Charbon, brûleur électrique ou encensoir : quel mode de chauffe pour le bakhour
Le mode de chauffe modifie à la fois le rendu olfactif et le niveau d’émissions. Le charbon ardent reste le support traditionnel, mais les études citées plus haut pointent le charbon comme un facteur majeur d’augmentation des particules fines.
Les brûleurs électriques chauffent le bakhour sans combustion directe. La fumée est plus légère, la diffusion plus lente, et la quantité de particules émises diminue. Le compromis se situe entre authenticité du rituel et qualité de l’air intérieur.
- Charbon autopercé classique : allumage rapide, montée en température élevée, fumée intense. Nécessite un encensoir stable et une ventilation correcte.
- Charbon naturel (sans salpêtre) : allumage plus lent, combustion moins chargée en sous-produits chimiques. Plus difficile à trouver, mais recommandé pour un usage fréquent.
- Brûleur électrique (mabkhara électrique) : température réglable, pas de flamme, émissions réduites. Adapté aux petits espaces ou aux personnes sensibles.
Quantité et durée de session
Un morceau de la taille d’une noisette suffit pour parfumer une pièce de taille moyenne pendant une vingtaine de minutes. Limiter la charge de bakhour par session réduit l’exposition aux particules tout en conservant une diffusion satisfaisante. Inutile de remplir l’encensoir : la fumée sature rapidement un espace clos.
Bakhour et qualité de l’air intérieur : limites des données disponibles
Les travaux publiés à ce jour portent sur des conditions de laboratoire avec des concentrations et des durées d’exposition spécifiques. Les données disponibles ne permettent pas de conclure sur un seuil d’usage « sûr » en conditions domestiques réelles. Les variables (volume de la pièce, fréquence d’utilisation, type de ventilation, composition exacte du bakhour) rendent toute recommandation universelle fragile.

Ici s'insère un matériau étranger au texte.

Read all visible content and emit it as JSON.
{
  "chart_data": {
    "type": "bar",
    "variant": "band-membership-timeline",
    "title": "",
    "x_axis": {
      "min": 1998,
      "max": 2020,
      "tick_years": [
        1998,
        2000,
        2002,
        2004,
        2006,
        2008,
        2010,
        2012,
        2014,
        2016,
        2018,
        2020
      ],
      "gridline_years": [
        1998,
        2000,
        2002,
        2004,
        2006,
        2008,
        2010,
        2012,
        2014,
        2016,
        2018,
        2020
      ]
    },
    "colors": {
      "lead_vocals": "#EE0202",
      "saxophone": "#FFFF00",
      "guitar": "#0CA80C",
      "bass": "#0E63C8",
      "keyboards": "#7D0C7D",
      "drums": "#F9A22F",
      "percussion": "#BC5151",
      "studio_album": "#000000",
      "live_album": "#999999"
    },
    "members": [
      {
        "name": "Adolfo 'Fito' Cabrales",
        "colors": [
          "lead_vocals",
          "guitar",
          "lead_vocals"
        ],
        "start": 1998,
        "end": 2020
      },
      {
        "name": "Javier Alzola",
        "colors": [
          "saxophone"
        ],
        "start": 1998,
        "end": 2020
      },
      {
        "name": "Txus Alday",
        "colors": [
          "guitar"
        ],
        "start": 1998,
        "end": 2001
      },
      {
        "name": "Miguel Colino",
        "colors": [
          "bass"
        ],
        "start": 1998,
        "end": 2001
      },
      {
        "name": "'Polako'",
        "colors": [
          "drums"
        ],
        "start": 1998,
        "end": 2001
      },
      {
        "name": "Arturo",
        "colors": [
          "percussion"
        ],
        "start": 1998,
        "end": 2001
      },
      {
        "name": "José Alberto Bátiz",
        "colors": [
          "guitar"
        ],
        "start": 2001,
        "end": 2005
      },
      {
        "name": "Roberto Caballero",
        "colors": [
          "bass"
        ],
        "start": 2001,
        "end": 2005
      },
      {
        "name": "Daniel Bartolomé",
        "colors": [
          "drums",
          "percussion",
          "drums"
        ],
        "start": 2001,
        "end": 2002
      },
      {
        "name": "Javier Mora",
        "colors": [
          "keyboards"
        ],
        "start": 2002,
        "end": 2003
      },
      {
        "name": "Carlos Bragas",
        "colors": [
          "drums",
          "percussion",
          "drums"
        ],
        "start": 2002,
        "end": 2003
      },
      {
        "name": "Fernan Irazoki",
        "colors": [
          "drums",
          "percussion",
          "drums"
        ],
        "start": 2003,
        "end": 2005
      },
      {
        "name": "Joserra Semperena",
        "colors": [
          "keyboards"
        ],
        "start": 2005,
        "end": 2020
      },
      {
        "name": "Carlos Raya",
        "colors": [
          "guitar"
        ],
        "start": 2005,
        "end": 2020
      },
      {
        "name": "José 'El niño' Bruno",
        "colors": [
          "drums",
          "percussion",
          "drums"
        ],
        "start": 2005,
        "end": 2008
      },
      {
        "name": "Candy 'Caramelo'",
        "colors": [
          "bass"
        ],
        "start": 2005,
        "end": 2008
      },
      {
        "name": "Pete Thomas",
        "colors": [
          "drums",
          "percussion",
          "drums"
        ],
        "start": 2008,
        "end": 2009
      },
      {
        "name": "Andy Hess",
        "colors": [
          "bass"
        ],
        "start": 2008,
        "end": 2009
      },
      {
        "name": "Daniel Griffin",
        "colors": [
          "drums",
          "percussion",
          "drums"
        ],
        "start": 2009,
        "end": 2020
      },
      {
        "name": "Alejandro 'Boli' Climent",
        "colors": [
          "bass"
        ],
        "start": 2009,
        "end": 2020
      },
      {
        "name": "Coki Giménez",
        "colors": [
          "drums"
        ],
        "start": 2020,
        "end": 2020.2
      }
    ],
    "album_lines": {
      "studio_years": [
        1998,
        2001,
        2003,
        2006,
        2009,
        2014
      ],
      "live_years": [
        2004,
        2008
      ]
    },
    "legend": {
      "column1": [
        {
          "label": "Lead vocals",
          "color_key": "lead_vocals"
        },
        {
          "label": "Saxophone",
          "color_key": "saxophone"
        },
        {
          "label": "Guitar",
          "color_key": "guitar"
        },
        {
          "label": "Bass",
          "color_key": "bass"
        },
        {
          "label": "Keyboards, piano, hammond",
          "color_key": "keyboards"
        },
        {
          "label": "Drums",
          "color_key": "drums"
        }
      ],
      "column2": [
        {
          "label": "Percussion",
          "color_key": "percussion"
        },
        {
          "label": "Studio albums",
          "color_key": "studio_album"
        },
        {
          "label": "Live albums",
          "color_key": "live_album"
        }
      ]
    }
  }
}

Ce qui ressort clairement : la ventilation reste le levier le plus efficace pour réduire l’exposition, quel que soit le type de bakhour ou de charbon utilisé. Ouvrir une fenêtre pendant la session, même partiellement, modifie considérablement la concentration de particules dans l’air ambiant.
Le bakhour encens reste un produit d’atmosphère puissant, ancré dans une tradition vivante. Le choisir en connaissance de cause, vérifier sa conformité réglementaire et adapter son mode de chauffe à son espace permet d’en profiter sans négliger la qualité de l’air chez soi.